Vorwürfe gegen Assad und Rebellen: Kriegsverbrechen in Syrien
Eine NGO wirft den Aufständischen in Syrien schwere Kriegsverbrechen vor. Derweil macht die UN auch dem Assad-Regime massive Vorwürfe.
BEIRUT/GENF/BERLIN dapd/epd/taz | Die Menschenrechtsorganisation Human Rights Watch (HRW) wirft den Aufständischen in Syrien schwere Kriegsverbrechen vor. In den nördlichen Provinzen Idlib und Aleppo sowie der Küstenregion Latakia seien mehr als ein Dutzend Fälle von Massenerschießungen dokumentiert worden, hieß es in einem am Montag veröffentlichten Bericht.

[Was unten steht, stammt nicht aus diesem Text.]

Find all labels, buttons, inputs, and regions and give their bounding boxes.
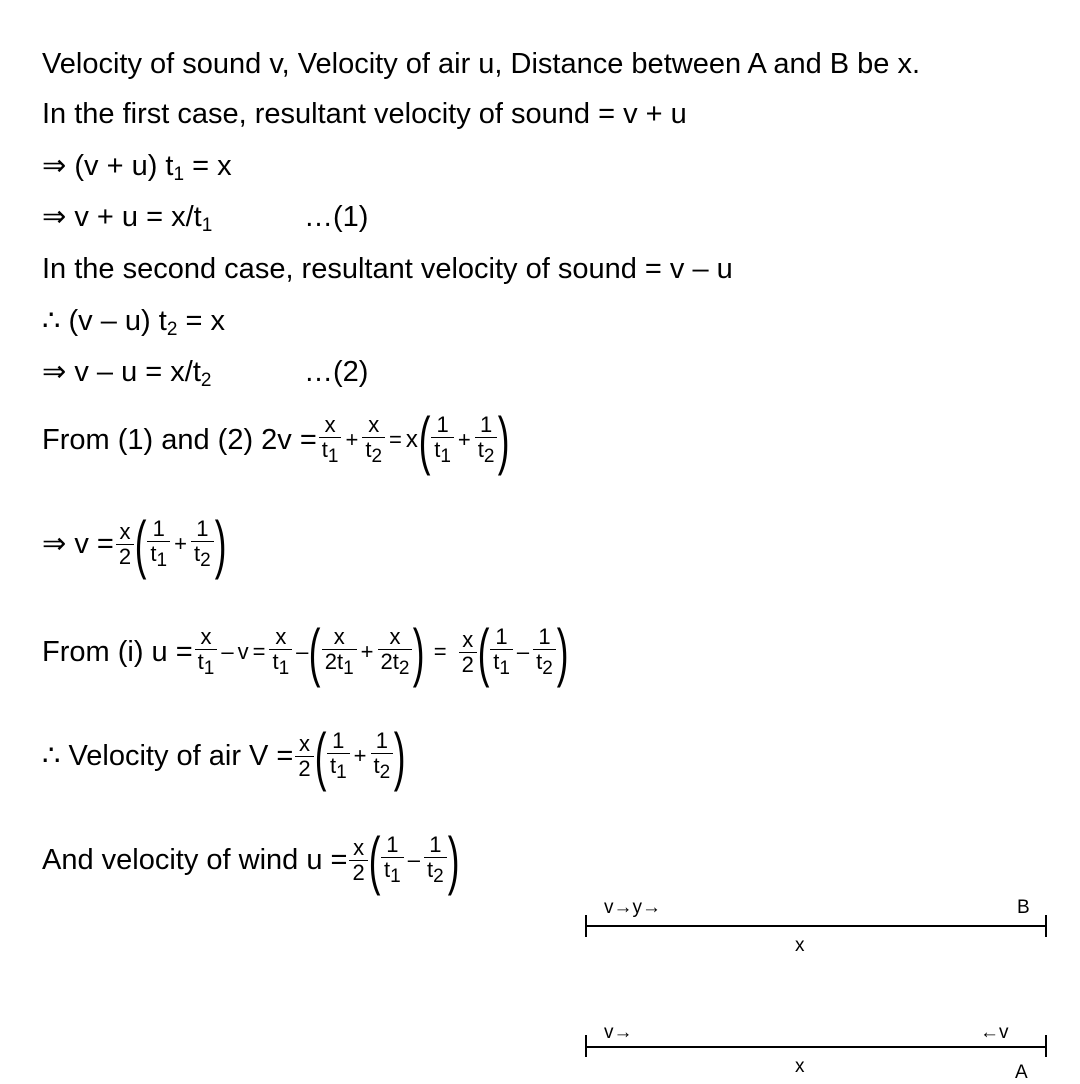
right-paren: ) (214, 508, 227, 580)
fraction: $\frac{x}{2}$ (116, 520, 134, 567)
subscript: 2 (166, 319, 178, 340)
label-a: A (1015, 1062, 1028, 1083)
bottom-arrow-left: v→ (604, 1022, 633, 1043)
eq-text: ⇒ v = (42, 527, 114, 560)
fraction: $\frac{x}{2}$ (459, 628, 477, 675)
bottom-distance-label: x (795, 1056, 805, 1077)
subscript: 2 (200, 370, 212, 391)
fraction: $\frac{1}{t2}$ (191, 517, 214, 570)
left-paren: ( (477, 616, 490, 688)
eq-text: And velocity of wind u = (42, 843, 348, 876)
minus: – (296, 639, 309, 664)
eq-text: ∴ Velocity of air V = (42, 739, 294, 772)
bottom-distance-line (585, 1046, 1047, 1048)
fraction: $\frac{x}{2t1}$ (322, 625, 357, 678)
fraction: $\frac{1}{t1}$ (381, 833, 404, 886)
top-distance-label: x (795, 935, 805, 956)
fraction: $\frac{1}{t2}$ (424, 833, 447, 886)
equals: = (252, 639, 266, 664)
fraction: $\frac{x}{t1}$ (269, 625, 292, 678)
fraction: $\frac{x}{2t2}$ (378, 625, 413, 678)
fraction: $\frac{1}{t1}$ (327, 729, 350, 782)
line-definitions: Velocity of sound v, Velocity of air u, Distance between A and B be x. (42, 48, 921, 80)
fraction: $\frac{1}{t1}$ (490, 625, 513, 678)
line-eq-second (42, 307, 225, 339)
plus: + (457, 427, 471, 452)
fraction: $\frac{1}{t1}$ (147, 517, 170, 570)
line-u-derivation (42, 616, 569, 688)
top-left-tick (585, 915, 587, 937)
top-right-tick (1045, 915, 1047, 937)
bottom-arrow-right: ←v (980, 1022, 1009, 1043)
minus: – (407, 847, 420, 872)
fraction: $\frac{x}{t1}$ (319, 413, 342, 466)
fraction: $\frac{1}{t2}$ (371, 729, 394, 782)
x: x (405, 426, 418, 453)
eq-number-2: …(2) (304, 356, 369, 388)
right-paren: ) (447, 824, 460, 896)
subscript: 1 (201, 215, 213, 236)
eq-number-1: …(1) (304, 201, 369, 233)
subscript: 1 (173, 164, 185, 185)
top-distance-line (585, 925, 1047, 927)
fraction: $\frac{1}{t2}$ (475, 413, 498, 466)
plus: + (174, 531, 187, 556)
eq-text: = x (184, 150, 232, 182)
bottom-left-tick (585, 1035, 587, 1057)
fraction: $\frac{x}{t2}$ (362, 413, 385, 466)
fraction: $\frac{x}{2}$ (295, 732, 313, 779)
line-2v-equation (42, 404, 511, 476)
eq-text: ⇒ (v + u) t (42, 150, 174, 182)
line-velocity-wind (42, 824, 460, 896)
fraction: $\frac{1}{t1}$ (431, 413, 454, 466)
fraction: $\frac{x}{t1}$ (195, 625, 218, 678)
line-v-result (42, 508, 227, 580)
top-arrows: v→y→ (604, 897, 661, 918)
equals: = (389, 427, 402, 452)
minus: – (516, 639, 530, 664)
v: v (237, 639, 249, 664)
plus: + (360, 639, 374, 664)
line-eq-1 (42, 201, 369, 236)
right-paren: ) (393, 720, 406, 792)
plus: + (353, 743, 367, 768)
right-paren: ) (413, 616, 425, 688)
left-paren: ( (134, 508, 147, 580)
left-paren: ( (314, 720, 327, 792)
left-paren: ( (309, 616, 321, 688)
bottom-right-tick (1045, 1035, 1047, 1057)
label-b: B (1017, 897, 1030, 918)
left-paren: ( (418, 404, 431, 476)
plus: + (345, 427, 359, 452)
line-velocity-air (42, 720, 406, 792)
right-paren: ) (498, 404, 511, 476)
right-paren: ) (556, 616, 569, 688)
line-eq-2 (42, 356, 369, 391)
line-second-case: In the second case, resultant velocity of sound = v – u (42, 253, 733, 285)
minus: – (221, 639, 234, 664)
eq-text: ∴ (v – u) t (42, 305, 167, 337)
eq-text: = x (177, 305, 225, 337)
line-first-case: In the first case, resultant velocity of sound = v + u (42, 98, 687, 130)
eq-text: From (1) and (2) 2v = (42, 423, 317, 456)
fraction: $\frac{x}{2}$ (349, 836, 367, 883)
fraction: $\frac{1}{t2}$ (533, 625, 556, 678)
left-paren: ( (368, 824, 381, 896)
eq-text: ⇒ v + u = x/t (42, 201, 202, 233)
eq-text: From (i) u = (42, 635, 193, 668)
line-eq-first (42, 152, 232, 184)
equals: = (433, 639, 447, 664)
eq-text: ⇒ v – u = x/t (42, 356, 201, 388)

Zudem macht HRW die Rebellen für außergerichtliche Tötungen und Folter von Gefangenen verantwortlich. Dabei handele es sich um Kriegsverbrechen. Sollten die Vergehen systematisch verübt worden seien, könnten sie auch den Tatbestand der Verbrechen gegen die Menschlichkeit erfüllen. Konfrontiert mit den Vorwürfen hätten drei Rebellenführer erklärt, „nur die schlimmsten Verbrecher wurden hingerichtet“, hieß es in dem Bericht weiter.
Ein von den Vereinten Nationen (UN) eingesetzter Untersuchungsausschuss machte derweil ausländische Kämpfer für die Radikalisierung der Aufständischen verantwortlich. Eine wachsende Zahl „ausländischer Elemente“, darunter militante Islamisten, beteiligten sich an den Kämpfen, teilte der Ausschuss am Montag mit.

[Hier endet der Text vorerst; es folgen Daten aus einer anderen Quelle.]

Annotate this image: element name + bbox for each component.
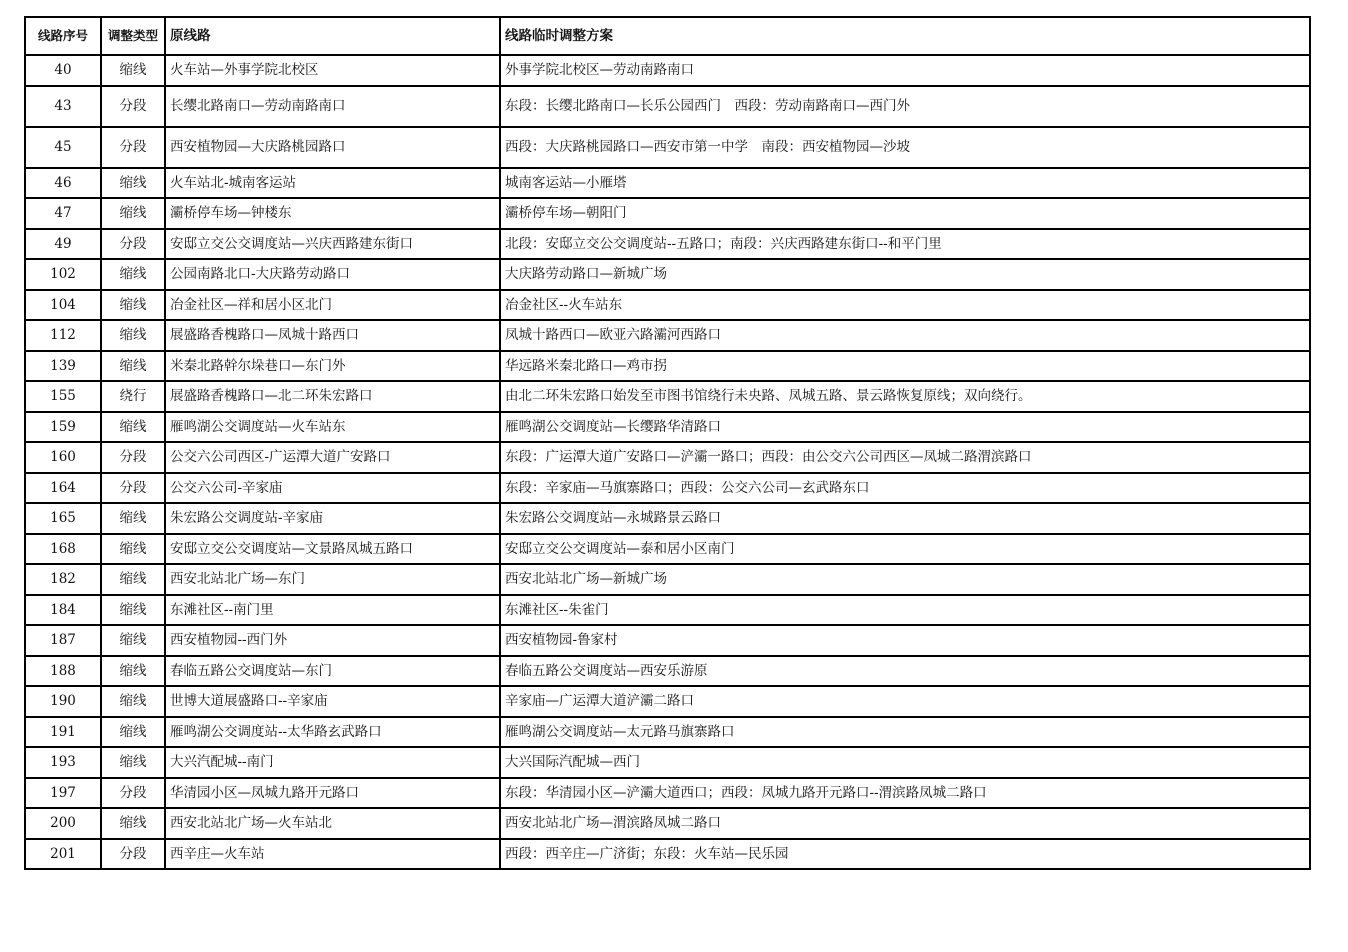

Einige hätten sich den Rebellen angeschlossen, andere operierten unabhängig. „Diese Elemente neigen dazu, die oppositionellen Kämpfer zu radikaleren Positionen zu drängen“, sagte der brasilianische Diplomat und Vorsitzende des Ausschusses, Sergio Pinheiro.
Untersuchungsausschuss kommt nicht hinterher
Pinheiro berichtet zudem von der zunehmenden Gewalt im Syrienkonflikt. Die Häufigkeit, mit der „ungeheuerliche“ Verbrechen verübt würden, mache es unmöglich, bei der Erfassung damit Schritt zu halten, erklärte er am Montag vor dem UN-Menschenrechtsrat in Genf.
Die Kommission hatte im Auftrag des obersten UN-Gremiums zum Schutz der Menschenrechte die Gewaltvorfälle in Syrien von Mitte Juli bis Ende August untersucht. Die Zahl und das Ausmaß der massiven Menschenrechtsverletzungen seien in dem Untersuchungszeitraum gestiegen, erklärte Pinheiro. Die Ermittler beschuldigten sowohl das Assad-Regime als auch die bewaffnete Opposition der Kriegsverbrechen.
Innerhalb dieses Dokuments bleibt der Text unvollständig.